シューベルト【こびと】を歌う事以外は考えていなかった。ではどうしたら良いのか。発想を逆にしてみた。ではN先生に『No!』
と言われた【こびと】を歌うとする。しかし一つだけ希望もある。B先生のレッスンで実際に【こびと】を歌ってある程度は認めて貰う事が出来た。恐らく、N先生から
『No!』
と言われたレオノーレやアガーテやワーグナーを歌う勉強を始める決心をするのであれば、このシューベルト【こびと】は避けて通る事は出来ないだろう。この曲だけなら何とか演奏会本番に乗せる事が出来る。N先生には私が歌った【こびと】は聴いて頂いていないがB先生には実際にレッスンを受けている。しかし、このシューベルト【こびと】を歌うならば他のドラマティックなシューベルト歌曲【若い尼僧】【全能】【無限】【解消】などを含めレオノーレやアガーテやワーグナーを勉強して行く事になるだろう。ただし重要な事は《例え演奏会本番で歌う事が出来なくても勉強する》という但し書きが付くのだ。勉強したい、諦めたくない。そして何より谷岡先生が、
『あなたが諦めたり棄ててしまう事は、私は違うと思う』
と言って下さった。他でもない私にウィーンでの勉強を勧めて下さった方なのだ。
誰かに何かを言われたから、では無いのだろう。私自身が7月の演奏会で【こびと】を歌いたいのだ。恐らく、レオノーレやアガーテやワーグナーを勉強する足掛かりとなるのはこのシューベルト【こびと】しか無いだろう。今私が演奏会本番で歌える曲は、この1曲しかない。

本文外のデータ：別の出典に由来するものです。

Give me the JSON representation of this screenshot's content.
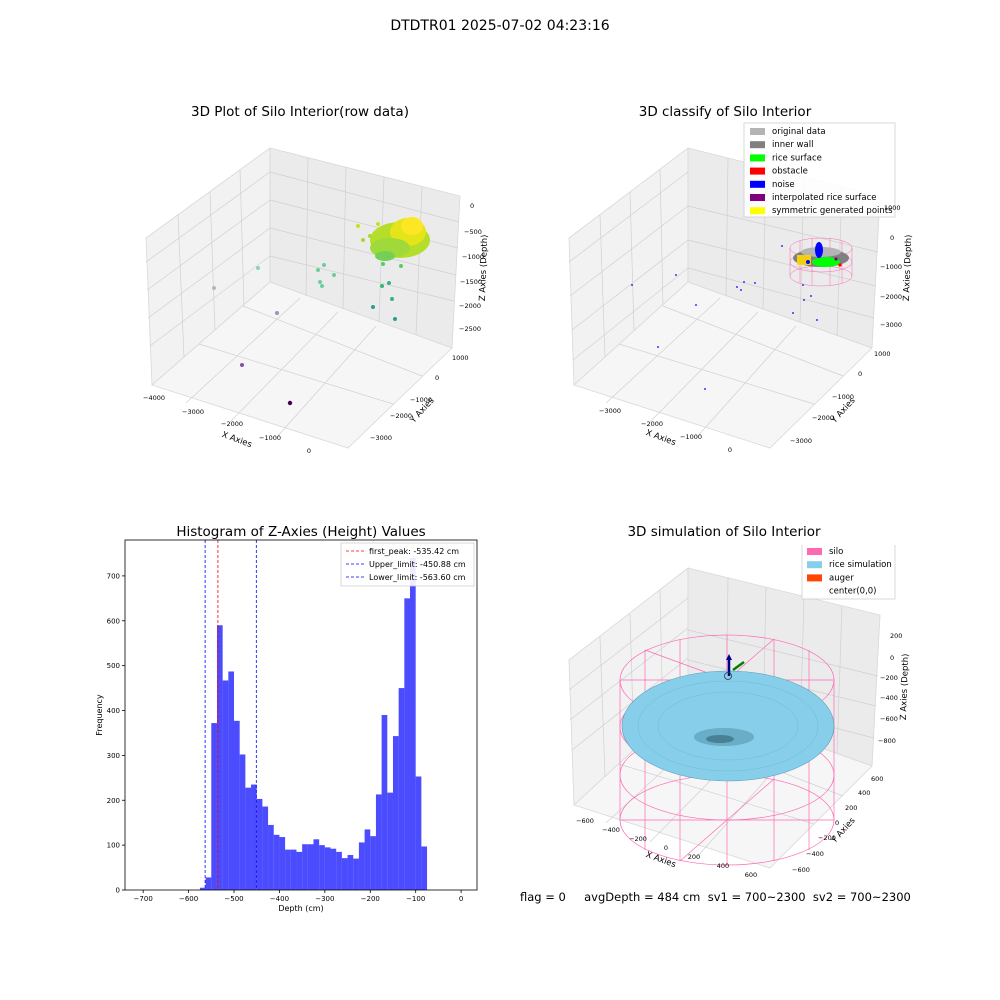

そう考えた時、本当に自分自身にM先生の【こびと】の評価は私が勉強を続ける決心に必要不可欠なのだろうか、疑問に思った。いや、必要不可欠なのではなく私がM先生に頼ってしまっただけの話なのだと思い知った。例え演奏会本番で歌う事が出来ない辛さや苦しみを乗り越えて勉強する覚悟を持たなければならない時に、甘え頼るなど言語道断である。
そう考えたら何だか少しふっ切れた。例えM先生からどんな評価が返って来ようとも自分自身が歌いたい気持ちは一つも変わらない、自分自身でさえ変える事が出来ない。それに他でもないM先生がウィーンで私に、
『そんなにやりたいならレオノーレでもアガーテでもワーグナーでも勉強して歌ってみなさいよ』と仰っしゃったのだ。今まで勉強する事を決める事が出来なかったのは、演奏会本番で歌う事が出来ない事に対する自分自身の弱さだったと改めて思い知らされた。